Porque el bochorno no cae igual sobre todos.
Hay quien atraviesa junio detrás de oficinas climatizadas. Pero también están quienes esperan transporte bajo techos de lámina, trabajan sobre el asfalto ardiente o pasan dos horas bajo tierra respirando aire caliente para regresar a colonias donde el agua escasea y los árboles no abundan.
Alguna vez ésta fue una ciudad de agua. Bajo avenidas como Viaducto, Churubusco o Circuito Interior corrían ríos que regulaban naturalmente la temperatura del valle. La capital decidió entubarlos, secar sus lagos y pavimentar su memoria hídrica hasta convertir el antiguo paisaje lacustre en una gigantesca plancha de concreto que absorbe calor durante el día y lo devuelve lentamente por la noche.
La ciudad fabricó su propio verano.
Las cámaras del mundo recorrerán avenidas recién maquilladas para el espectáculo global.

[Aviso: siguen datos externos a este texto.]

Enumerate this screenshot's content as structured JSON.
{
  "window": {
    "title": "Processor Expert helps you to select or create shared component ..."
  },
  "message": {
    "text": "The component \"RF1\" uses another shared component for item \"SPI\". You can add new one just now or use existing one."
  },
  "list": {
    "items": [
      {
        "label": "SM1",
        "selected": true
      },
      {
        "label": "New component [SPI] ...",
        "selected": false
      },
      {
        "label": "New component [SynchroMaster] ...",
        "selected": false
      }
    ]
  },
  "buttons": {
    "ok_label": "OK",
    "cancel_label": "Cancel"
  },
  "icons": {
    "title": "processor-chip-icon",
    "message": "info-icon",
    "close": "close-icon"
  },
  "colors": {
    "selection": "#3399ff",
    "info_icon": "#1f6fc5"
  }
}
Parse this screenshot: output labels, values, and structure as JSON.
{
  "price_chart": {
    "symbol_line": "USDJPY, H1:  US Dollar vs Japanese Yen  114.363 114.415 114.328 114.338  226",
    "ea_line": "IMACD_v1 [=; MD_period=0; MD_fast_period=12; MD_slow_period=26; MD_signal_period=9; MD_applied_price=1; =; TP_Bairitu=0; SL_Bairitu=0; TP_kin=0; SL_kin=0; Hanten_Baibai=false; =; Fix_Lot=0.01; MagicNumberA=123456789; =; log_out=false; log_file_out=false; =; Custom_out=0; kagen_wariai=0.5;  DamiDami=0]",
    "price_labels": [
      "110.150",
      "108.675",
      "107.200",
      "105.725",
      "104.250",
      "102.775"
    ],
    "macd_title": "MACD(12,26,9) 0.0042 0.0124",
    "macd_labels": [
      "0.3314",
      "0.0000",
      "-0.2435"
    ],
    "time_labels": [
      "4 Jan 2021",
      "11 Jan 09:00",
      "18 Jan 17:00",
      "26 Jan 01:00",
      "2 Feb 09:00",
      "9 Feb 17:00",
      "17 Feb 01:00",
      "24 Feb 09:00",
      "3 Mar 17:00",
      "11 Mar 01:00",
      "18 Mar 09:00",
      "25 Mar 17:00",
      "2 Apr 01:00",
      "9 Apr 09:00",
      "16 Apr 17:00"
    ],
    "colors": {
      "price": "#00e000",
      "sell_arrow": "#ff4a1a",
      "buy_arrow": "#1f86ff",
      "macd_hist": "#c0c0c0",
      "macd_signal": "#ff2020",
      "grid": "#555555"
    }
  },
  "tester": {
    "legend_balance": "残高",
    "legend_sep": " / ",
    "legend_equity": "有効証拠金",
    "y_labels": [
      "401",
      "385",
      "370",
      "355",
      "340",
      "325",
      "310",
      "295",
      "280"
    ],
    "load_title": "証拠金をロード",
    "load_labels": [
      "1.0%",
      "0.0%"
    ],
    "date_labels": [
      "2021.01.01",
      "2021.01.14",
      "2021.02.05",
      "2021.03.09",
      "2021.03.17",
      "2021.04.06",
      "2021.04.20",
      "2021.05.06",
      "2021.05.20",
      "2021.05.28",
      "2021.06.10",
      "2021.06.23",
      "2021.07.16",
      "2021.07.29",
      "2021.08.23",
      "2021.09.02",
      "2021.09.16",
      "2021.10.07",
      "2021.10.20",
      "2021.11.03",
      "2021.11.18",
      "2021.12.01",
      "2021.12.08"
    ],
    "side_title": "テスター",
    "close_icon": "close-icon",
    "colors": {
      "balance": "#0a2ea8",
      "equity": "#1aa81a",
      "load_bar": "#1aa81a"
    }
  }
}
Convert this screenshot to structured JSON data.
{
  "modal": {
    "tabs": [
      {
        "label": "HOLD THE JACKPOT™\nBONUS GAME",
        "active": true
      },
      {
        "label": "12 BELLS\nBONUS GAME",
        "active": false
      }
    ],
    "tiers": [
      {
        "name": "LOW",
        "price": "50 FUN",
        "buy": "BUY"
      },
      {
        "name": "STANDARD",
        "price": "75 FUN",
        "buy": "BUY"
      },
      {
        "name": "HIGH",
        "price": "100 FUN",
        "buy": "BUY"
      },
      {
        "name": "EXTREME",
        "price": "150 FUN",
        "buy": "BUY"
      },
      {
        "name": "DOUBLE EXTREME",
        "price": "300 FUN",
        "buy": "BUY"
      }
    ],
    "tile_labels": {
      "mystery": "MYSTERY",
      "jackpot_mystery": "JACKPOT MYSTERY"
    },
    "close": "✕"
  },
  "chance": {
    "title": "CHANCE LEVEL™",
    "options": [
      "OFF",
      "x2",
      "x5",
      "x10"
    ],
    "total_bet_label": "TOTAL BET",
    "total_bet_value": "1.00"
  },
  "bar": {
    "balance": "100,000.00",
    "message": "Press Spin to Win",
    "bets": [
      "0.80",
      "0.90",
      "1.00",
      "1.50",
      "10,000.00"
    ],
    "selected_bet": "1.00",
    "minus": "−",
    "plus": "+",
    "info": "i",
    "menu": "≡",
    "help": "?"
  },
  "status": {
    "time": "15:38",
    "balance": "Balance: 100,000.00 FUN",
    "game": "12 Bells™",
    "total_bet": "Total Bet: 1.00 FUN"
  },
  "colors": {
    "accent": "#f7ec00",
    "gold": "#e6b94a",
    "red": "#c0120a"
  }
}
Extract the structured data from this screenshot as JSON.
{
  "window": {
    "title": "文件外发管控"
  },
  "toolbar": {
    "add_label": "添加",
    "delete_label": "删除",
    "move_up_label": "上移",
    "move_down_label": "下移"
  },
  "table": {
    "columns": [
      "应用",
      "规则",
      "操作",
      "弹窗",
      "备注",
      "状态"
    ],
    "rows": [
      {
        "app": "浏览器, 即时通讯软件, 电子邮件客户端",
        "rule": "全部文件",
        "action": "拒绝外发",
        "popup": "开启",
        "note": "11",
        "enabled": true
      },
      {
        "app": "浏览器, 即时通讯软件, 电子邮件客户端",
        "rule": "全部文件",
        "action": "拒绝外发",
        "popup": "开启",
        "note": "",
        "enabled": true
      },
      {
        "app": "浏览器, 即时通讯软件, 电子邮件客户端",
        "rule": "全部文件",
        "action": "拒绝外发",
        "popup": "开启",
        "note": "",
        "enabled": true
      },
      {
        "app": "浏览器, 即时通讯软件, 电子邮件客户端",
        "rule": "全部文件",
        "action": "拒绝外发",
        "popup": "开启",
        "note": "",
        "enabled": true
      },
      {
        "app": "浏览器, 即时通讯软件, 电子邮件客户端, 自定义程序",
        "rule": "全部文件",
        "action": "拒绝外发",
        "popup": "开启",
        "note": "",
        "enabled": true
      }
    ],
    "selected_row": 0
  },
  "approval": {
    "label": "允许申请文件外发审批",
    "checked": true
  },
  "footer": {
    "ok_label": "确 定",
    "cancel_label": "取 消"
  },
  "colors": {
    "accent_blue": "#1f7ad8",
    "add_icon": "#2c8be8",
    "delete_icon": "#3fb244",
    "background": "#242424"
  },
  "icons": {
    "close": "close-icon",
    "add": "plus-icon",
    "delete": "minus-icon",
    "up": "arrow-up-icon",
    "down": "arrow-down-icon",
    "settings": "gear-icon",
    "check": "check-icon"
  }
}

Pero debajo de ese decorado seguirá existiendo otra ciudad: la de los andenes sofocantes, las aulas convertidas en hornos y el concreto que arde mucho después de caer la noche.
El Mundial llegará. La ceremonia inaugural terminará, las luces se apagarán y la ciudad volverá lentamente a su rutina. Pero el calor seguirá aquí, atrapado entre el asfalto y los vagones, descendiendo cada tarde a los andenes del Metro como una respiración pesada. Entonces la capital descubrirá que el verdadero problema nunca fue mover el calendario escolar, sino haber construido una ciudad incapaz de escapar de su propio verano.